ELECTRIC DISCHARGE PHENOMENON
The flow of electricity through metallic solids, or through liquid metals is called Conduction.
The electricity flow through ionic solutions (such as NaCI) gives rise to the phenomenon called Electrolysis
The flow of electricity through gas (ionised) is called as "Electric Discharge".
There are many types of electric discharges. For example, there is an electric discharge that is taking place inside a fluorescent tube, neon signs, etc.
If we connect the resistor (R) to a power source of voltage (V) then the current (I) drawn by the resistance will be equal to I = V/R. (Ohm's Law).
Since, the cross section is uniform, the resistance per unit length is also uniform. Hence potential distribution along the length is linearly sloping down from V at the end connected to positive and comes down to zero at the end connected to negative. Similarly, we can find out the potential distribution along the arc column. We know that it will be difficult to measure the potential distribution along the arc column, because of the very high temperatures (about 3000 to 10000 ° C). We will require special probes to withstand the temperatures and some special equipments and methods. Nevertheless scientists have done this work and they have found out a surprising result.
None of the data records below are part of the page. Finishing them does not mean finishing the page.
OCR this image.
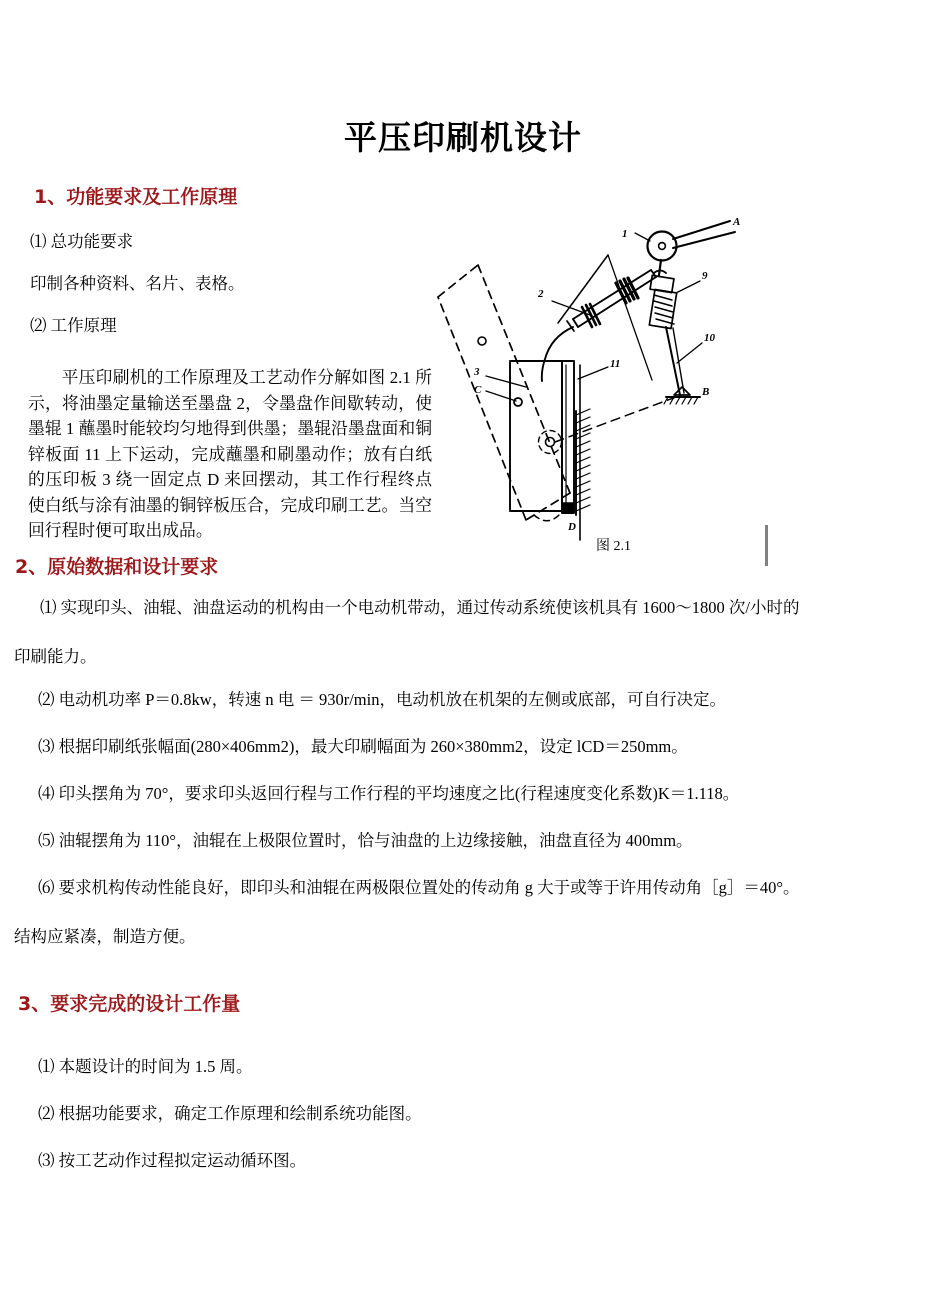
平压印刷机设计
1、功能要求及工作原理
⑴ 总功能要求
印制各种资料、名片、表格。
⑵ 工作原理
平压印刷机的工作原理及工艺动作分解如图 2.1 所示，将油墨定量输送至墨盘 2，令墨盘作间歇转动，使墨辊 1 蘸墨时能较均匀地得到供墨；墨辊沿墨盘面和铜锌板面 11 上下运动，完成蘸墨和刷墨动作；放有白纸的压印板 3 绕一固定点 D 来回摆动，其工作行程终点使白纸与涂有油墨的铜锌板压合，完成印刷工艺。当空回行程时便可取出成品。
1
2
3
9
10
11
A
B
C
D
图 2.1
2、原始数据和设计要求
⑴ 实现印头、油辊、油盘运动的机构由一个电动机带动，通过传动系统使该机具有 1600～1800 次/小时的
印刷能力。
⑵ 电动机功率 P＝0.8kw，转速 n 电 ＝ 930r/min，电动机放在机架的左侧或底部，可自行决定。
⑶ 根据印刷纸张幅面(280×406mm2)，最大印刷幅面为 260×380mm2，设定 lCD＝250mm。
⑷ 印头摆角为 70°，要求印头返回行程与工作行程的平均速度之比(行程速度变化系数)K＝1.118。
⑸ 油辊摆角为 110°，油辊在上极限位置时，恰与油盘的上边缘接触，油盘直径为 400mm。
⑹ 要求机构传动性能良好，即印头和油辊在两极限位置处的传动角 g 大于或等于许用传动角［g］＝40°。
结构应紧凑，制造方便。
3、要求完成的设计工作量
⑴ 本题设计的时间为 1.5 周。
⑵ 根据功能要求，确定工作原理和绘制系统功能图。
⑶ 按工艺动作过程拟定运动循环图。
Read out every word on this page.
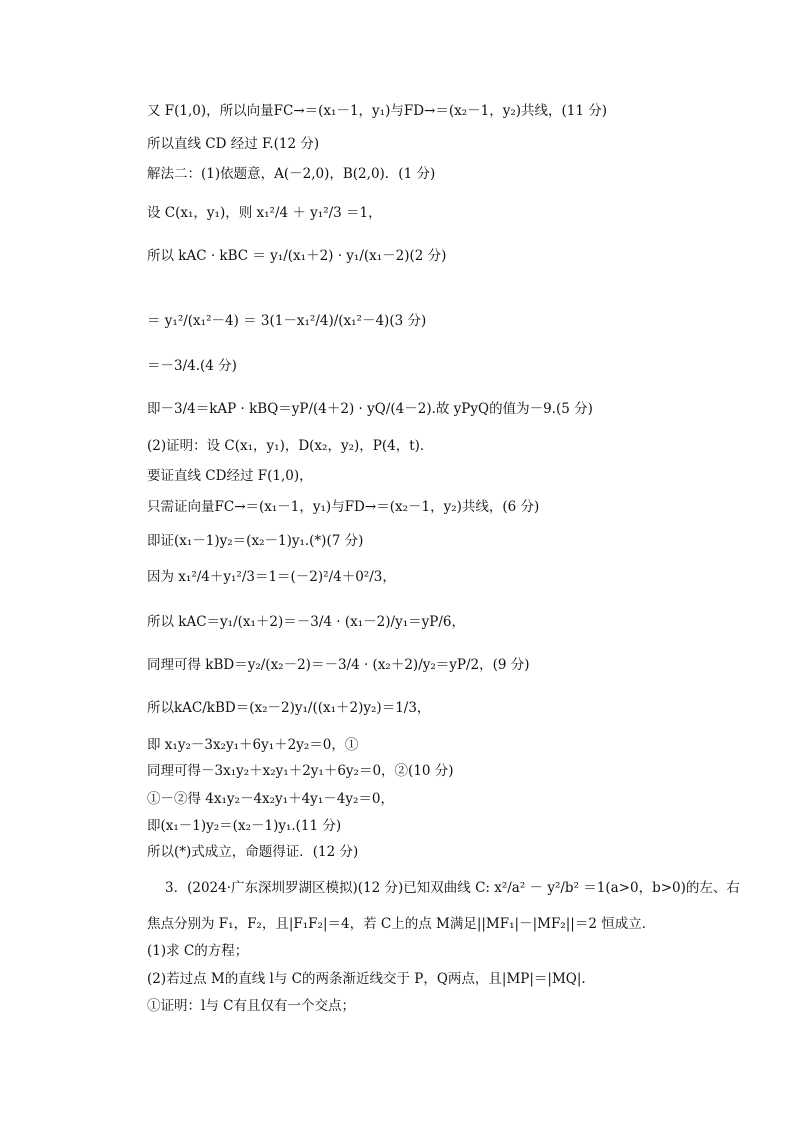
又 F(1,0)，所以向量FC→＝(x₁－1，y₁)与FD→＝(x₂－1，y₂)共线，(11 分)
所以直线 CD 经过 F.(12 分)
解法二：(1)依题意，A(－2,0)，B(2,0)．(1 分)
设 C(x₁，y₁)，则 x₁²/4 ＋ y₁²/3 ＝1，
所以 kAC · kBC ＝ y₁/(x₁＋2) · y₁/(x₁－2)(2 分)
＝ y₁²/(x₁²－4) ＝ 3(1－x₁²/4)/(x₁²－4)(3 分)
＝－3/4.(4 分)
即－3/4＝kAP · kBQ＝yP/(4＋2) · yQ/(4－2).故 yPyQ的值为－9.(5 分)
(2)证明：设 C(x₁，y₁)，D(x₂，y₂)，P(4，t)．
要证直线 CD经过 F(1,0)，
只需证向量FC→＝(x₁－1，y₁)与FD→＝(x₂－1，y₂)共线，(6 分)
即证(x₁－1)y₂＝(x₂－1)y₁.(*)(7 分)
因为 x₁²/4＋y₁²/3＝1＝(－2)²/4＋0²/3，
所以 kAC＝y₁/(x₁＋2)＝－3/4 · (x₁－2)/y₁＝yP/6，
同理可得 kBD＝y₂/(x₂－2)＝－3/4 · (x₂＋2)/y₂＝yP/2，(9 分)
所以kAC/kBD＝(x₂－2)y₁/((x₁＋2)y₂)＝1/3，
即 x₁y₂－3x₂y₁＋6y₁＋2y₂＝0，①
同理可得－3x₁y₂＋x₂y₁＋2y₁＋6y₂＝0，②(10 分)
①－②得 4x₁y₂－4x₂y₁＋4y₁－4y₂＝0，
即(x₁－1)y₂＝(x₂－1)y₁.(11 分)
所以(*)式成立，命题得证．(12 分)
3．(2024·广东深圳罗湖区模拟)(12 分)已知双曲线 C: x²/a² － y²/b² ＝1(a>0，b>0)的左、右
焦点分别为 F₁，F₂，且|F₁F₂|＝4，若 C上的点 M满足||MF₁|－|MF₂||＝2 恒成立．
(1)求 C的方程；
(2)若过点 M的直线 l与 C的两条渐近线交于 P，Q两点，且|MP|＝|MQ|.
①证明：l与 C有且仅有一个交点；
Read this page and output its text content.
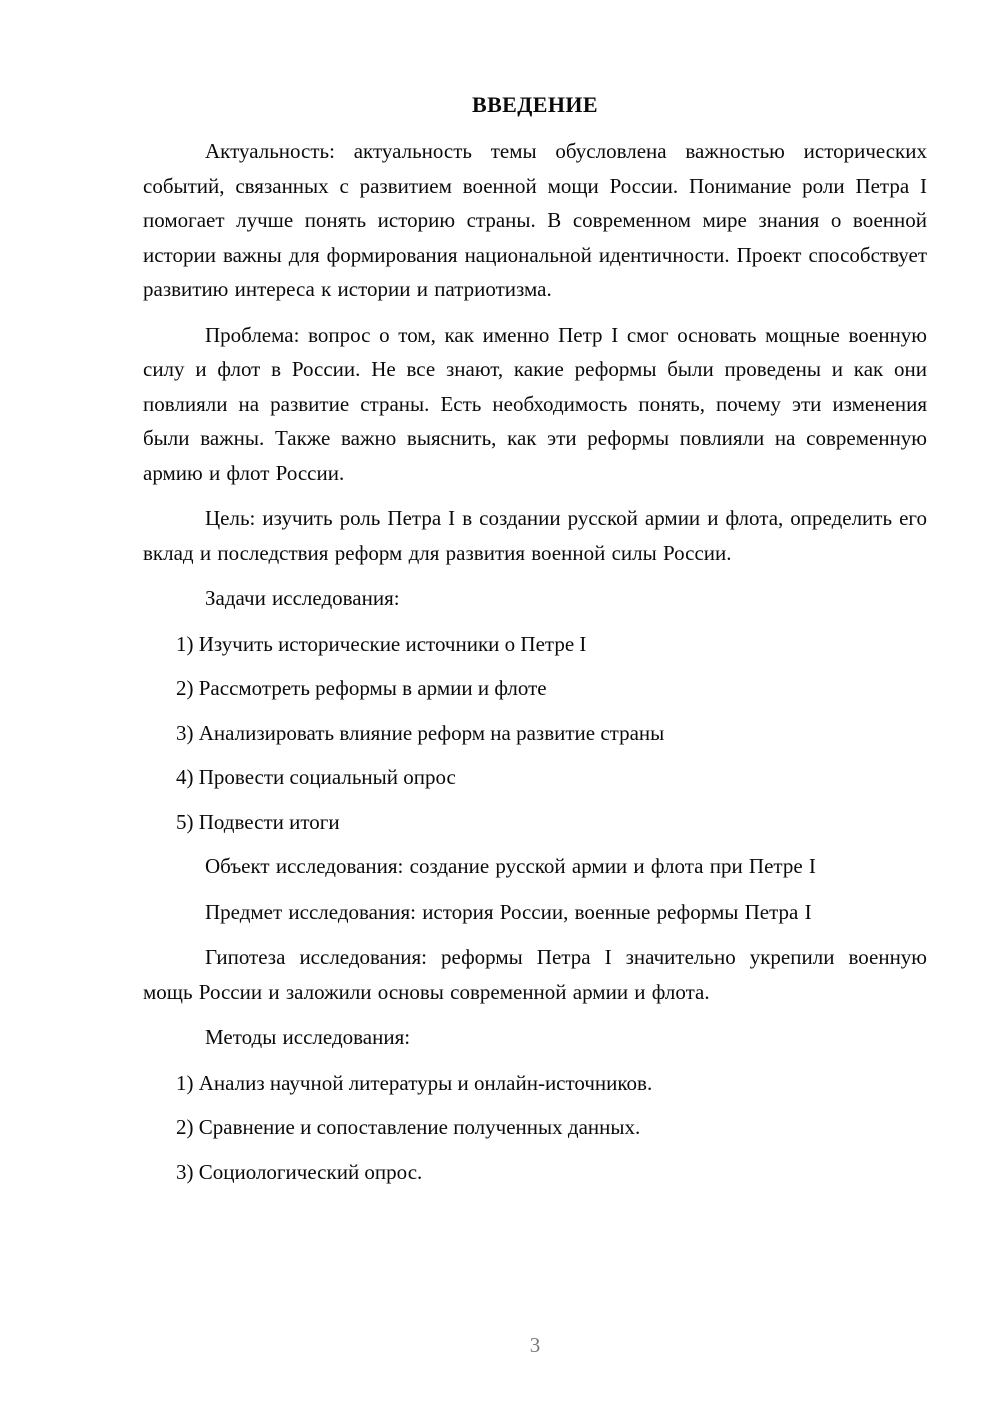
ВВЕДЕНИЕ

Актуальность: актуальность темы обусловлена важностью исторических событий, связанных с развитием военной мощи России. Понимание роли Петра I помогает лучше понять историю страны. В современном мире знания о военной истории важны для формирования национальной идентичности. Проект способствует развитию интереса к истории и патриотизма.

Проблема: вопрос о том, как именно Петр I смог основать мощные военную силу и флот в России. Не все знают, какие реформы были проведены и как они повлияли на развитие страны. Есть необходимость понять, почему эти изменения были важны. Также важно выяснить, как эти реформы повлияли на современную армию и флот России.

Цель: изучить роль Петра I в создании русской армии и флота, определить его вклад и последствия реформ для развития военной силы России.

Задачи исследования:

1) Изучить исторические источники о Петре I

2) Рассмотреть реформы в армии и флоте

3) Анализировать влияние реформ на развитие страны

4) Провести социальный опрос

5) Подвести итоги

Объект исследования: создание русской армии и флота при Петре I

Предмет исследования: история России, военные реформы Петра I

Гипотеза исследования: реформы Петра I значительно укрепили военную мощь России и заложили основы современной армии и флота.

Методы исследования:

1) Анализ научной литературы и онлайн-источников.

2) Сравнение и сопоставление полученных данных.

3) Социологический опрос.

3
The potential drops heavily near the anode and cathode. The regions over which there is a large voltage drop near the anode and cathode are called anode region and cathode region respectively. It is also surprising to note that the length of anode and cathode regions are very small of order of 0.01 mm and less. Since, the same current is flowing across the arc, the power that is developed near the anode and cathode are considerably higher, as the voltage drop near the anode and cathode are high.
Pa = Va X I(power at Anode)
PK = VK X I(power at Cathode)
Va= Anode drop
VK = Cathode drop
The power or heat is responsible for the heating and subsequent melting of the electrodes.